C’est la raison pour laquelle la directive EPDB a intégré de nouveaux objectifs et, en particulier, celui d’établir d’ici fin 2025 un cadre harmonisé pour le calcul des émissions de carbone sur l’ensemble du cycle de vie et celui de mettre en œuvre, pour tous les nouveaux bâtiments, des valeurs limites nationales de WLC d’ici 2027. À partir de 2028, les États membres devront s’assurer que le potentiel de réchauffement global (GWP, Global Warming Potential) sur le cycle de vie des nouveaux bâtiments d’une surface utile supérieure à 1 000 m², et de tous les bâtiments à partir de 2030, soit calculé et divulgué via le certificat de performance énergétique (EPC).
Pour les acteurs de la construction – investisseurs, promoteurs, utilisateurs –, cette démarche est vertueuse. Mais le diable est dans les détails et en l’occurrence, les détails sont les modes de calculs retenus par les différents pays de l’Union européenne.
Les acteurs de l’immobilier en Europe doivent disposer d’évaluations comparables d’un pays à l’autre. La transparence des méthodes et des hypothèses de calcul du WLC est donc une étape essentielle pour une approche harmonisée à l’échelle européenne. Cela est crucial car les méthodes actuelles d’évaluation divergent en termes de portée et d’hypothèses, compliquant toute comparaison ou toute tentative de définition de ce qu’est un bâtiment bas carbone à l’échelle européenne.

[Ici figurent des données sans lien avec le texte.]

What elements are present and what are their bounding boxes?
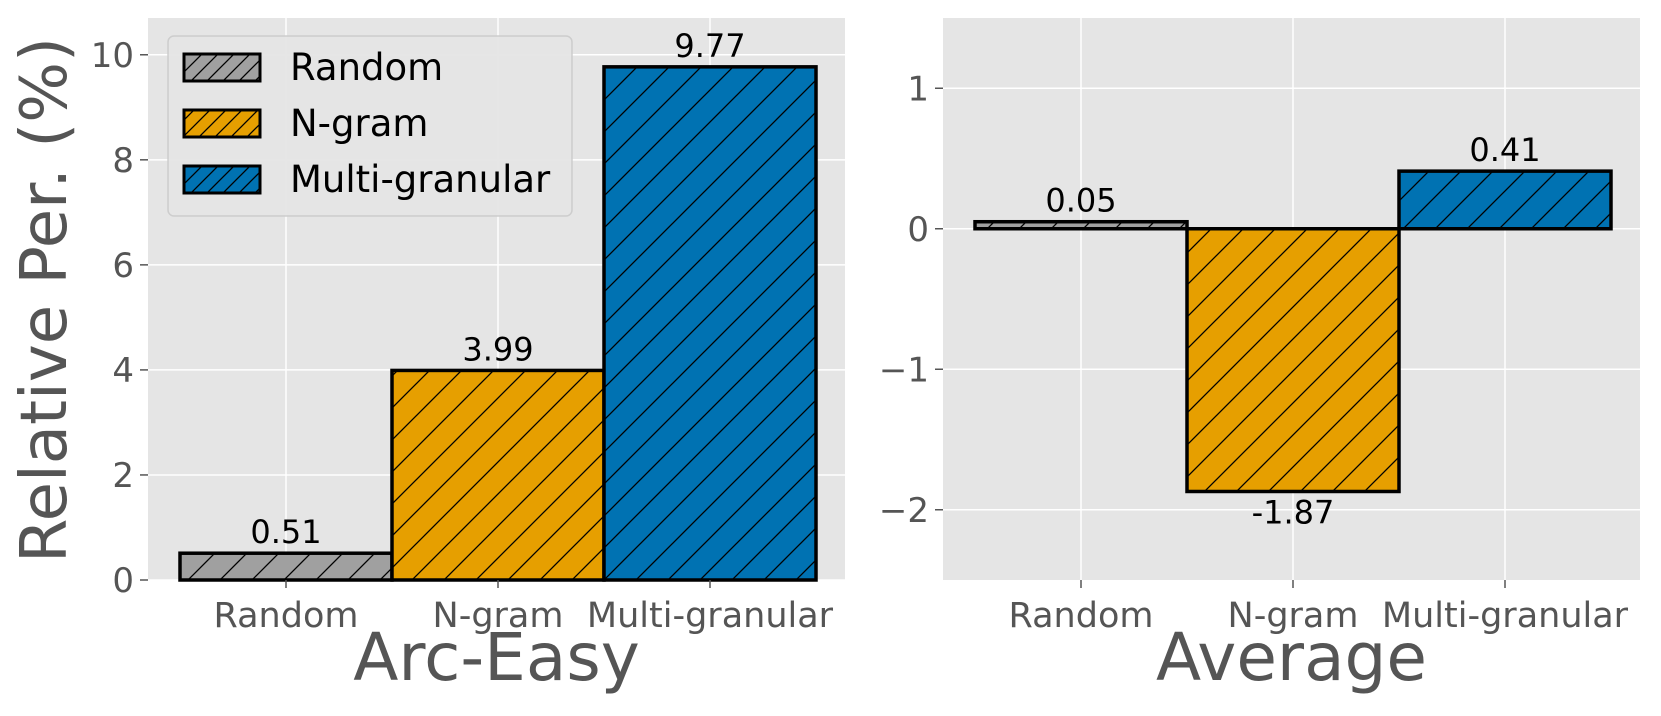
bar-hatch-multi-granular — [602, 65, 818, 582]
ytick-label: −2 — [879, 491, 929, 531]
xtick-label: N-gram — [1228, 596, 1359, 636]
data-label: -1.87 — [1252, 493, 1335, 531]
x-axis-label-2: Average — [1156, 619, 1427, 696]
data-label: 0.41 — [1469, 131, 1540, 169]
legend-swatch-hatch-multi-granular — [182, 164, 262, 195]
bar-hatch-random — [973, 219, 1189, 231]
legend — [167, 35, 573, 217]
bar-hatch-n-gram — [1185, 227, 1401, 494]
legend-label: Multi-granular — [290, 158, 551, 201]
ytick-label: −1 — [879, 350, 929, 390]
data-label: 0.51 — [250, 513, 321, 551]
legend-swatch-hatch-n-gram — [182, 108, 262, 139]
ytick-label: 2 — [112, 456, 134, 496]
xtick-label: N-gram — [433, 596, 564, 636]
ytick-label: 0 — [112, 561, 134, 601]
legend-label: N-gram — [290, 102, 428, 145]
legend-swatch-hatch-random — [182, 52, 262, 83]
bar-hatch-random — [178, 551, 394, 582]
ytick-label: 6 — [112, 246, 134, 286]
data-label: 0.05 — [1045, 182, 1116, 220]
ytick-label: 8 — [112, 141, 134, 181]
xtick-label: Multi-granular — [587, 596, 834, 636]
xtick-label: Random — [1009, 596, 1154, 636]
bar-hatch-multi-granular — [1397, 169, 1613, 231]
ytick-label: 10 — [91, 36, 134, 76]
ytick-label: 0 — [907, 210, 929, 250]
data-label: 3.99 — [462, 330, 533, 368]
xtick-label: Random — [214, 596, 359, 636]
ytick-label: 4 — [112, 351, 134, 391]
xtick-label: Multi-granular — [1382, 596, 1629, 636]
ytick-label: 1 — [907, 69, 929, 109]
x-axis-label-1: Arc-Easy — [353, 619, 640, 696]
y-axis-label: Relative Per. (%) — [8, 37, 82, 563]
legend-label: Random — [290, 46, 443, 89]
data-label: 9.77 — [674, 27, 745, 65]
bar-hatch-n-gram — [390, 368, 606, 582]
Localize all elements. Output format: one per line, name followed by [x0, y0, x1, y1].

Le risque, dans les discussions qui se déroulent actuellement, est que les divergences entre certains États soient telles que l’on s’oriente vers l’établissement d’un cadre « moins disant », et que l’harmonisation porte sur le plus faible nombre de points communs, laissant beaucoup de marge de manœuvre aux États membres. Ce serait assez préjudiciable pour la France, qui s’est dotée d’une réglementation exigeante avec la RE2020, mais aussi pour les acteurs privés qui ont mis en place avec LCBI des cadres d’évaluation très élaborés.
Cela serait aussi préjudiciable pour l’environnement : dans une période où les besoins en investissement pour décarboner augmentent, il est indispensable que les acteurs financiers puissent comparer l’empreinte carbone des actifs à échelle européenne, facilement et de façon fiable.    
 A titre d’exemple, la méthode d’évaluation des WLC doit absolument prendre en compte tous les modules du cycle de vie d’un bâtiment, sans quoi aucune comparaison de l’empreinte carbone ne sera possible. Il faut également inciter à analyser toutes les parties des bâtiments, et à minima rendre le périmètre d’analyse transparent, sans quoi certains bâtiments seront décrétés « bas carbone » simplement parce que tout n’aura pas été compté...  

On l’aura compris : le sujet n’est pas la compétition entre les modes de calcul à l’échelle européenne. Le véritable enjeu est de disposer, en Europe, d’un cadre d’évaluation robuste, comparable et harmonisé pour faciliter la tâche des investisseurs et réellement pouvoir allouer l’épargne à ceux qui décarbonent. C’est le seul moyen de mettre en œuvre ce vaste mouvement de décarbonation des bâtiments dont l’Europe (et au-delà !) a urgemment besoin.